I’ll make no claim as to the innocence of the men in question; there’s certainly a strong possibility that they were exactly what the government claimed. But let’s look at the pattern this regime has now established: The executive branch will hereby bypass the judicial branch of government altogether. A case not going the way we want? Not guaranteed a full conviction? We don’t actually have any substantive evidence against a United States citizen? We’ll just invoke a flagrantly unconstitutional “rule” and designate the targets of our ire “enemy combatants” — a designation which, by the way, has no basis in either American or international law — and revoke all of their rights, trying them before a military tribunal where they have effectively no possibility of defending themselves. Little George’s gestapo has already — illegally — stuck two Americans with this label, Jose Padilla and Yaser Esam Hamdi, and again, I’ll make no claims as to their innocence. But without allowing an opportunity for the presentation of evidence — both prosecutorial and defensive — there is absolutely nothing to prevent this from happening to anyone, under any pretext; there is no accountability whatsoever. Where is the line to be drawn between questioning the government and working to overthrow it? When do words and thoughts become criminal conspiracy? Historically, it’s been at the moment when concrete action is taken toward a criminal goal. But as the Lackawanna case has now demonstrated, the line is wherever John Ashcroft decides it is.

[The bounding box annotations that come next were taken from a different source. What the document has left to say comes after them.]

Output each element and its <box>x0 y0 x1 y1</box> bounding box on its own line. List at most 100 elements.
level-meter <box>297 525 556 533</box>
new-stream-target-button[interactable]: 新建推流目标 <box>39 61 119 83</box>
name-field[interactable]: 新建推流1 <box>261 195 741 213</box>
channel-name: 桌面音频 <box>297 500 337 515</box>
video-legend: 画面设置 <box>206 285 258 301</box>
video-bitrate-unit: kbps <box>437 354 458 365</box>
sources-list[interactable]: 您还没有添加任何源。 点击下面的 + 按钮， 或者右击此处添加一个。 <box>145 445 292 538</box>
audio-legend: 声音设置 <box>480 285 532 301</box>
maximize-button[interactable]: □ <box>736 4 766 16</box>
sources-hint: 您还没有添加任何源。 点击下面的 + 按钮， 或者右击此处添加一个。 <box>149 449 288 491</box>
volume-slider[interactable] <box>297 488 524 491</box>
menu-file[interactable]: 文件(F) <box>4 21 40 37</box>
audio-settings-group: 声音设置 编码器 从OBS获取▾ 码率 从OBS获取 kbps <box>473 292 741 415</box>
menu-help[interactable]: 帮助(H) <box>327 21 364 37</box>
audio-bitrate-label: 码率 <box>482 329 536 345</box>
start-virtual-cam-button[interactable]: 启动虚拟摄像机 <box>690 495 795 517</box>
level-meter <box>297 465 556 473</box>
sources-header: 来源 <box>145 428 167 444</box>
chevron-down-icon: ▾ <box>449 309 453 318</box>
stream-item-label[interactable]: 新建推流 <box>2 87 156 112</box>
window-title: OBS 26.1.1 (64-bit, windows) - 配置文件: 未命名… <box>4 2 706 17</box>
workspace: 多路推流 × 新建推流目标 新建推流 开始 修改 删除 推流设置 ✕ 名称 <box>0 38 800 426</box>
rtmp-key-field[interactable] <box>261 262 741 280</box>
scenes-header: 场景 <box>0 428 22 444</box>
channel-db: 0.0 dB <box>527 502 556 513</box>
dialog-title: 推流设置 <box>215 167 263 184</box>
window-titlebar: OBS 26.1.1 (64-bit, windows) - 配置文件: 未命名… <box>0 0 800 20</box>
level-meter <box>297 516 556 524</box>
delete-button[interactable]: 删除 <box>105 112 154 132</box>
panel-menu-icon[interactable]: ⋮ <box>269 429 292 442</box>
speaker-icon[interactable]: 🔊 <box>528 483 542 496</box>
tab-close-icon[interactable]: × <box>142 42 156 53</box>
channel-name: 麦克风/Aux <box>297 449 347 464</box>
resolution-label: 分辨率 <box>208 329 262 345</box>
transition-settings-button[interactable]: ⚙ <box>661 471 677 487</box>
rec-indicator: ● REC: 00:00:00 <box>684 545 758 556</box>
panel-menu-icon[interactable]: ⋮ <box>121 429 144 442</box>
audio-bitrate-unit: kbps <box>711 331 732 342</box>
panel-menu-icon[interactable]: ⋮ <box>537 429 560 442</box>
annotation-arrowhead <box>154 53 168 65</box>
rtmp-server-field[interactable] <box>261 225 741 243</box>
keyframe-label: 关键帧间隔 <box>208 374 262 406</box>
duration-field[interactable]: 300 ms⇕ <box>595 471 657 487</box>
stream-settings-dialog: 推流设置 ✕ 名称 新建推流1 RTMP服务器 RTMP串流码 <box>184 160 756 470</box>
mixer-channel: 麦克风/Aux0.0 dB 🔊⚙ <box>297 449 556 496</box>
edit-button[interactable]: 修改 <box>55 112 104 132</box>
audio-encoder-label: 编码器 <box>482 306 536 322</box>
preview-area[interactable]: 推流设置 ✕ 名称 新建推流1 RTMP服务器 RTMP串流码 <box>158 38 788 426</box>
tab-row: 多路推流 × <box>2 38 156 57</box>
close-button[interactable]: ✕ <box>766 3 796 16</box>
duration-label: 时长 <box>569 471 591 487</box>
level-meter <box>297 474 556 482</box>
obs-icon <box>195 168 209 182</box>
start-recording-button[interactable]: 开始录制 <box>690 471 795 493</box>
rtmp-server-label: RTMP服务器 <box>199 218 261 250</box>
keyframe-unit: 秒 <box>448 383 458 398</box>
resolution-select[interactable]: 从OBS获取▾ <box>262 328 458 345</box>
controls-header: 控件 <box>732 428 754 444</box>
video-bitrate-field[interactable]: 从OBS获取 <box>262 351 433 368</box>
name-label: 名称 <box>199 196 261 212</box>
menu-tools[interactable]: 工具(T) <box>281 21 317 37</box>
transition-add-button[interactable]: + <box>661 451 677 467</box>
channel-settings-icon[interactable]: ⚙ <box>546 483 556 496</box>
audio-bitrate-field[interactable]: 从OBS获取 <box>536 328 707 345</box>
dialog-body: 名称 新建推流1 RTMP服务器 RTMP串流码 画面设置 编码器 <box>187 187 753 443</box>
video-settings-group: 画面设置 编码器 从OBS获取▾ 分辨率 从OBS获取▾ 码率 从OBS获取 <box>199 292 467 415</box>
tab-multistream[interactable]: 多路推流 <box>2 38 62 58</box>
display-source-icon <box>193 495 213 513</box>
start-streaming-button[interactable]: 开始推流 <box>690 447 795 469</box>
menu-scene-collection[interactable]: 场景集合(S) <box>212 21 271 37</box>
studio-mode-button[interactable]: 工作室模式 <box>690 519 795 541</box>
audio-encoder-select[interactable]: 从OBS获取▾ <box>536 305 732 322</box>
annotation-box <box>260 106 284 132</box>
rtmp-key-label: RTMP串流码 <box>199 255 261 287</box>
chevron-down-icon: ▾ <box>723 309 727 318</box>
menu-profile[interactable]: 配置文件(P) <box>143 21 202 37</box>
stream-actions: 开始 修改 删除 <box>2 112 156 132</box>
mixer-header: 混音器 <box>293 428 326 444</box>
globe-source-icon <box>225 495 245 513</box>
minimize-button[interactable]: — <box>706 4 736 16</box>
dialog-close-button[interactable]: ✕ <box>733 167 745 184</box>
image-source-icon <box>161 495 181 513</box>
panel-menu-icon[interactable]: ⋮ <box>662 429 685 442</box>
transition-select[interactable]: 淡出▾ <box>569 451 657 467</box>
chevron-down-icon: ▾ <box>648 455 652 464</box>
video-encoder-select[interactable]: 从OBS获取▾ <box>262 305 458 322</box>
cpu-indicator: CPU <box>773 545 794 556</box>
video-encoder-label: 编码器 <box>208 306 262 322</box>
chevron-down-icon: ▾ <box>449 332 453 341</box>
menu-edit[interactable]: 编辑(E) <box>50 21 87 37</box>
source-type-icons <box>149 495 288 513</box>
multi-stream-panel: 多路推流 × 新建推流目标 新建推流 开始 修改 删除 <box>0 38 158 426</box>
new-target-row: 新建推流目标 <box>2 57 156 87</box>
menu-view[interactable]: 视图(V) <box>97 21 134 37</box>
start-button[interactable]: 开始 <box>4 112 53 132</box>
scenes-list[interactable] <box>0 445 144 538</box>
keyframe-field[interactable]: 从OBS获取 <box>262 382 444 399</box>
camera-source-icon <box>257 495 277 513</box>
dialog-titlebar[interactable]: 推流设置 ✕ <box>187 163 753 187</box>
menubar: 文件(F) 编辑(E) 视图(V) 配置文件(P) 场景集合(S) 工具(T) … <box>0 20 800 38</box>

So where does this leave folks like me? Okay, granted, I’m a little “small potatoes” for DOJ to worry about (right now), but let’s think about it. I routinely rant against the evils of the Bush regime. I’m all in favor of its ouster. Hell, I’ve got a list of folks (well, not actually written down) whose incarceration and/or “shuffling off of the mortal coil” will inspire me to throw a party (though it’s worth noting that little George is not on that list — since his departure would leave Dick Cheney in charge). Under the new code of government conduct, I — despite having taken no illegal action, or even concrete action or incitement toward an illegal goal — could just as easily be designated an “enemy combatant.”
I’ve no doubt that history will remember John Ashcroft in the same breath as Joe McCarthy. But how far is this regime going to go, how many people are going to suffer, and how blind are people going to remain in the meantime?